The continued participation of the UK in the Unified Patent Court (UPC) and unitary patent will “not be possible” post-Brexit, according to Matthias Lamping and Hanns Ullrich of the Max Planck Institute for Innovation and Competition.
Lamping and Planck made the comments in a paper covering “the impact of Brexit on unitary patent protection and its court”.

In the paper, Lamping and Planck argued that the unitary patent system rests on two legally different but interconnected pillars.

These are EU Reg 1257/2012, on the implementation of enhanced cooperation by the creation of unitary patent protection, and the Agreement between the Member States of the EU on the establishment of the UPC.

The UPC will have exclusive jurisdiction over invalidation and infringement actions concerning the European patent with unitary effect and/or the classic European (bundle) patent.

However, as Lamping and Planck commented, the link between unitary protection of European patents and the UPC Agreement is not only one of jurisdiction, but also one of “substantive law”.

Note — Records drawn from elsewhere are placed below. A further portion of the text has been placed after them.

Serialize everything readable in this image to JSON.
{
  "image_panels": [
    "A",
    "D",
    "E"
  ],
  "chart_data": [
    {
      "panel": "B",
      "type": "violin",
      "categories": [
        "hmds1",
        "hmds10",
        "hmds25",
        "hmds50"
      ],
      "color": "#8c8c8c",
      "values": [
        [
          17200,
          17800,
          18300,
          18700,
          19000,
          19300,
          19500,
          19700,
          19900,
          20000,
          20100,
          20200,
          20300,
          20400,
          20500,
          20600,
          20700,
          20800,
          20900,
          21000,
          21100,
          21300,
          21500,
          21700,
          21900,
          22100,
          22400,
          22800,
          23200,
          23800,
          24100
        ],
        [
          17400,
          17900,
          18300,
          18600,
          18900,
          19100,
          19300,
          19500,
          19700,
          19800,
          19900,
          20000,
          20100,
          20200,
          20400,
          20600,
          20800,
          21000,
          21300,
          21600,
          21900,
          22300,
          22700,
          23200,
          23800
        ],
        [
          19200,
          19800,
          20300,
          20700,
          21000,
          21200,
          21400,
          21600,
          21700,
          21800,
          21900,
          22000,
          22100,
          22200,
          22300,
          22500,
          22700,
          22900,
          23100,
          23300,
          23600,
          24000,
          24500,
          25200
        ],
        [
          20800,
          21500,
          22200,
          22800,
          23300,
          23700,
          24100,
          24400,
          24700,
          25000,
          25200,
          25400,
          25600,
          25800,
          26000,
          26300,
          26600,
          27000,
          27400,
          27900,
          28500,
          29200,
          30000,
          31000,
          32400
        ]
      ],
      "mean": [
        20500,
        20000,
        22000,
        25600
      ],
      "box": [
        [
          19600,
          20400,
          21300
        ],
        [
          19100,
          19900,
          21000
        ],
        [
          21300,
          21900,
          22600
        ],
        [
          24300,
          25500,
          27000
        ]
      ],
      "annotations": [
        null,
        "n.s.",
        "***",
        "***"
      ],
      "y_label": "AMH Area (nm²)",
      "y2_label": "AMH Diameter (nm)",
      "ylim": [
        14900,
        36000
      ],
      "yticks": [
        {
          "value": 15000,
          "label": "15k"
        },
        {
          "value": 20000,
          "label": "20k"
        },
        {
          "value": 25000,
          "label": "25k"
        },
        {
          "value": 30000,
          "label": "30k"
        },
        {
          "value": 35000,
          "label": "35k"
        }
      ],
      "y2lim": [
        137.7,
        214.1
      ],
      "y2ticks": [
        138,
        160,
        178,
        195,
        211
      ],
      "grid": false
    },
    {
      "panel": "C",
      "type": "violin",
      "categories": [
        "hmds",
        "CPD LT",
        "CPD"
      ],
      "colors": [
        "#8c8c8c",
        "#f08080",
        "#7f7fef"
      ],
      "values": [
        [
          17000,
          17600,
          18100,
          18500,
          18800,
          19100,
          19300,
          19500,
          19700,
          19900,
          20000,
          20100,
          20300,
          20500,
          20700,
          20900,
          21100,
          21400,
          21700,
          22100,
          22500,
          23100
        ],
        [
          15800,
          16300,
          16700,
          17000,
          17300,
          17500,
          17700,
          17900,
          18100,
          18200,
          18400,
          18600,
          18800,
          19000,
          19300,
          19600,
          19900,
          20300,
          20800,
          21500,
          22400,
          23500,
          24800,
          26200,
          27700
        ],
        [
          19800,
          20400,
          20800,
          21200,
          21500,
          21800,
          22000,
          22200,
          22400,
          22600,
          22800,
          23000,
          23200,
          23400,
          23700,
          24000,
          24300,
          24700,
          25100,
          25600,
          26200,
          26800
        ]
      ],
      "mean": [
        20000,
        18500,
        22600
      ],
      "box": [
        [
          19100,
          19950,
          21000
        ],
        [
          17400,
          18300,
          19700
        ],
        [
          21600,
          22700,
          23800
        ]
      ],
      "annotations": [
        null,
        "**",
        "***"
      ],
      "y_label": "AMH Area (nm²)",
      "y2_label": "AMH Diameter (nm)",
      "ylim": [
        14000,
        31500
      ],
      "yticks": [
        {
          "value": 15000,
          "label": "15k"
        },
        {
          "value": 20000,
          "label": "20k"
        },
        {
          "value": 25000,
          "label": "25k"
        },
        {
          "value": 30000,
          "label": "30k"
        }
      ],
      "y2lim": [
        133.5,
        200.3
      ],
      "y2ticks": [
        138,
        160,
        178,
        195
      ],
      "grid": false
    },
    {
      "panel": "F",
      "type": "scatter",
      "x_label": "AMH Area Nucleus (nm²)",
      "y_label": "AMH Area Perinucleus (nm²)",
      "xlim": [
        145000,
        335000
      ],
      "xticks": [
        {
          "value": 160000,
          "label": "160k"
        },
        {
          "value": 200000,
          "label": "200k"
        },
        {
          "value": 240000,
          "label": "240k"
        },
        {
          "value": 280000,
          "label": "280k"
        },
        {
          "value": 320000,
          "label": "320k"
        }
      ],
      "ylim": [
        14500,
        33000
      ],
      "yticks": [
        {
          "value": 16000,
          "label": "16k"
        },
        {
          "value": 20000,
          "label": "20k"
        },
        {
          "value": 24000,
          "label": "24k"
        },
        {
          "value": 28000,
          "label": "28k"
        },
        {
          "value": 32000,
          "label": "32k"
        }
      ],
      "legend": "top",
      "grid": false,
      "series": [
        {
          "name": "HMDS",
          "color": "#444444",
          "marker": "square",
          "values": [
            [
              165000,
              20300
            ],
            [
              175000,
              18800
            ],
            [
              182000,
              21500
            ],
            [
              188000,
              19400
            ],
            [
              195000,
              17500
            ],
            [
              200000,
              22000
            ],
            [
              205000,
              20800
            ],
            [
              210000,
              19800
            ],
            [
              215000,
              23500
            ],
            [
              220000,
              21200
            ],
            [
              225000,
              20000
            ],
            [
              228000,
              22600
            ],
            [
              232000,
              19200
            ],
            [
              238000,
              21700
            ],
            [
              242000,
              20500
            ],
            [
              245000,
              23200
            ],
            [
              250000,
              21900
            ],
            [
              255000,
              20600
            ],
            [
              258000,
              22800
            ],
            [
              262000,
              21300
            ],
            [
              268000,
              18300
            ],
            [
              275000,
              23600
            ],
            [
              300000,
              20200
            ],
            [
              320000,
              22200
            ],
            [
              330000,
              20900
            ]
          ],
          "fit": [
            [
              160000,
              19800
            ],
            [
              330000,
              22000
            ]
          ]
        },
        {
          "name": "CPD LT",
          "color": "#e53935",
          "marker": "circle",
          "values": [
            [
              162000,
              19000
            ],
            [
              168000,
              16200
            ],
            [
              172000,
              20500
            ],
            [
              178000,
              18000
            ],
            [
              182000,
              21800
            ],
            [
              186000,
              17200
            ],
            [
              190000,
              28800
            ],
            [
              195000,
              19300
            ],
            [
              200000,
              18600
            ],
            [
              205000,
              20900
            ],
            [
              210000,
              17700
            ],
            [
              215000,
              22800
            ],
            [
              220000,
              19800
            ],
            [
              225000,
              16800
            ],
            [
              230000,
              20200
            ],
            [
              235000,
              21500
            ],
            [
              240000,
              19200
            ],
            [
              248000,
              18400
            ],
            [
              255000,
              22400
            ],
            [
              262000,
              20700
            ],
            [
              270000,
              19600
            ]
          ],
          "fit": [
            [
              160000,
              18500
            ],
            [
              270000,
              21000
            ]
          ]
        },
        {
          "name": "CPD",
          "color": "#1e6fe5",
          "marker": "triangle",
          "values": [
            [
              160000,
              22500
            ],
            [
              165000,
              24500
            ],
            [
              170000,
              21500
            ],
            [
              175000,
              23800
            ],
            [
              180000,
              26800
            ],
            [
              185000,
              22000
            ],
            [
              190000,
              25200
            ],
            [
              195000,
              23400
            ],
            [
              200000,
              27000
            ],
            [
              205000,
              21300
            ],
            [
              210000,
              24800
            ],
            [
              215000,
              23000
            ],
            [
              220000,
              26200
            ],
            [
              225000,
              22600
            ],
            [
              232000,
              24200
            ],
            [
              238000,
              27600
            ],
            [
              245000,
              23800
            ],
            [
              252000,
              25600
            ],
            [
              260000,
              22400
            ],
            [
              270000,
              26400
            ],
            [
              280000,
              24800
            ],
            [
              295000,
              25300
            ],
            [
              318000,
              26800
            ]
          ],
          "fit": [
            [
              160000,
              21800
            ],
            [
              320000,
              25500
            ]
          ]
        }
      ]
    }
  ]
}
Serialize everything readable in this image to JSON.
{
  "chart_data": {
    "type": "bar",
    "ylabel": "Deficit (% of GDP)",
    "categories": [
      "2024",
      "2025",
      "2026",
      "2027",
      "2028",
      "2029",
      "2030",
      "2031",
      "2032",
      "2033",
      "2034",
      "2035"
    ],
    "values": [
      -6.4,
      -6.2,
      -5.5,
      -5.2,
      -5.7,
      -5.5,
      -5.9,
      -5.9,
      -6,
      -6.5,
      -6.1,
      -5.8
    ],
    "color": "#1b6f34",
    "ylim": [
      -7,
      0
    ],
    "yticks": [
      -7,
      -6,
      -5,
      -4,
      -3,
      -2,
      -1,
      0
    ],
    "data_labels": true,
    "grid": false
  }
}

According to World Intellectual Property Review, which wrote about it yesterday:

Two researchers at the Max Planck Institute for Innovation and Competition have argued that the UK will not be able to remain in the Unified Patent Court (UPC) Agreement after leaving the EU.

Matthias Lamping and Hanns Ullrich jointly published two studies in a paper called “The Impact of Brexit on Unitary Patent Protection and its Court”, where they argued that the inclusion of a post-Brexit UK in the Agreement will run contrary to the EU’s core values.

They said unitary patent protection cannot be dissociated from the “general legal order of the EU’s internal market” and be extended to the UK once it has left the EU.

The UPC will likely never happen, but the EPO’s abusive behaviour already facilitates the arrival of many patent trolls — a fact that Bristows staff try to deny in vain. Facts do not seem to exist (or are dismissed as invalid) when Team UPC does not like these facts.

BoingBoing has meanwhile caught up with an old paper which is summarised in yesterday’s headline, “Research shows that patent examiners are more likely to grant patents to companies they later work for” — a subject we wrote about back in May. In BoingBoing‘s words:

In their National Bureau of Economic Research working paper From Revolving Doors to Regulatory Capture? Evidence from Patent Examiners (Sci-Hub Mirror), Business School profs Haris Tabakovic (Harvard) and Thomas Wollmann (Chicago) show that patent examiners are more likely to grant patents for companies that they subequently go to work for; they also go easier on patents applied for by companies associated with their alma maters (where they have more connections and will find it easier to get a job after their turn in government service).

Appointments in this fashion aren’t limited to the USPTO; as we showed in our previous post, there are similar and rather profound issues at the management level of the EPO. There’s also the rumour that Battistelli is still trying to head the UPC (if such a thing ever exists), having laid the ground for poor patent quality and thus a lot of frivolous lawsuits.

Does the EPO work for UPC? Is the EPO itself becoming de facto UPC? Wrongly-granted patents need not even go to/on trial; threat of litigation — or blackmail — is often enough.